All can be found at Philly AIDS Thrift, the quirky result of four Philadelphians’ passion to help those diagnosed with HIV or AIDS.

“We’re longtime AIDS activists, we’re lovers of junk. We put the two together and this is what we came up with,” Christina Kallas-Saritsoglou, manager and co-founder of Philly AIDS Thrift, said.

She started the store in 2005, along with Tom Brennan, Mike Wilson and Peter Heiler. The four met during the ‘90s while working at South Street’s Thrift for AIDS. The store closed and they parted ways, but nine years ago, Heiler called up Kallas-Saritsoglou with the hopes of starting another thrift store.

Kallas-Saritsoglou, a thrift store enthusiast since her teens, was in. And ever since, staff and volunteers have worked seven days a week to sell enough 50-cent action figures and $3 neon blazers to raise over $850,000.

“We used to hang out at gay bars when we were teenagers, because, you know, they would let us in. And we would dance, and we were total punks at the time,” she said. “Back then it wasn’t hip and cool, but we used to go to thrift stores.”

When AIDS hit the community, Kallas-Saritsoglou saw it firsthand.

“It was pretty devastating watching the people that were surrounding us wasting away. We didn’t know what was going on. We were watching people die right in front of our faces,” she said.

So the founders decided to make a difference by channeling their passion for secondhand fashion. The store’s merchandise is entirely donated. In fact, they receive more donations than they can sell. Some of the store’s 15 staff members and 130 volunteers spend their time working the register while others dig for treasures in the mountains of garbage-bagged donations on the third floor. Those clothes that don’t make the cut are sold as weight for pennies on the pound.

All profits outside of operating costs, currently about $20,000 each month, go to the AIDS Fund, host of the AIDS Walk Philly each fall. The AIDS Fund then distributes the money to 29 AIDS service organizations in the Philadelphia area.

But that’s not all the store does for AIDS. Philly AIDS Thrift provides vouchers to the organizations benefitted by the AIDS Fund to give to people suffering from HIV or AIDS.

“There’s someone who is HIV-positive, and maybe they’re really kind of hurting financially, maybe they don’t have a job, maybe they just got out of jail,” Kallas-Saritsoglou said. “When they’re approved for the vouchers, they bring them here to the store and then we give them $50 worth of clothing, kitchenware and things like that to kind of help them out a little bit.”

In addition, every Friday, the Mazzoni Center sets up their free, rapid HIV testing center outside the store.

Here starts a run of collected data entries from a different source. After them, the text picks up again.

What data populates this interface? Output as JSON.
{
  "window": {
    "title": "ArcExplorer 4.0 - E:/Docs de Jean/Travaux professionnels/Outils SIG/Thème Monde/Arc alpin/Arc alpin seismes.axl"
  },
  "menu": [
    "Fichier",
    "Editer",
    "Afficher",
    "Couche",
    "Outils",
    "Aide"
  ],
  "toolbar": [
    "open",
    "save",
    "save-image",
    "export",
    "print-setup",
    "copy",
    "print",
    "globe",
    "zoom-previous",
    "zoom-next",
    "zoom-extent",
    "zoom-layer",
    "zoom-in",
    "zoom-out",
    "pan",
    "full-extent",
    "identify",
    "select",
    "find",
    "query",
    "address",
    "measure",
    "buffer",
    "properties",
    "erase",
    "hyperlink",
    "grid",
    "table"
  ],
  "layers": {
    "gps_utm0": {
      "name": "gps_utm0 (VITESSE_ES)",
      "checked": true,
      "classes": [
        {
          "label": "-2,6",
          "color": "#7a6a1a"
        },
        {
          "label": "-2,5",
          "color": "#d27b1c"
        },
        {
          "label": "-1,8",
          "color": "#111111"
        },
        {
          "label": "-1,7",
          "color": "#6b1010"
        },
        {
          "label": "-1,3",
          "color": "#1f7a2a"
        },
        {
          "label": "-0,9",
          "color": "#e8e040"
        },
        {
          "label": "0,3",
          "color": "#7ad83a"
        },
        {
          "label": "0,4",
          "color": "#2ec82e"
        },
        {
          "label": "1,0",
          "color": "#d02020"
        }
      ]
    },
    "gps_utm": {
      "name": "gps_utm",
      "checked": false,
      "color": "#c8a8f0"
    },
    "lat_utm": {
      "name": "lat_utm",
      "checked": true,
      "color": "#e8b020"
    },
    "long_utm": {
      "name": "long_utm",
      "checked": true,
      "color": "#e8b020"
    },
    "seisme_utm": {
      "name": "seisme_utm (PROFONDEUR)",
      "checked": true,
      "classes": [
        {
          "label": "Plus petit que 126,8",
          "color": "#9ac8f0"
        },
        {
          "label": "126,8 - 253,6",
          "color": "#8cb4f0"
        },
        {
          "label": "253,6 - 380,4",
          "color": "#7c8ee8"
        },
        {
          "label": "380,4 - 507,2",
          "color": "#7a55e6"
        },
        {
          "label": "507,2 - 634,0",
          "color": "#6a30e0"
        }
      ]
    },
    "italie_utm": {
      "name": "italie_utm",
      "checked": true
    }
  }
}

“[AIDS has] always been kind of close to my heart, and it’s not going away,” Kallas-Saritsoglou said. “Thank God we have the medicines and whatnot, but people are still getting infected, and people are still dying from it. It’s something that we care about.”

Philly AIDS Thrift is looking to expand to another location in the future and possibly begin picking up donations directly from donors. For now, the store buzzes with activity — what Kallas-Saritsoglou describes as “pure joy.”

“It just makes sense to us to be in an environment that we love,” she said. “Also, to be able to bring in other people to help us do that and be able give the money away for a cause that’s important.”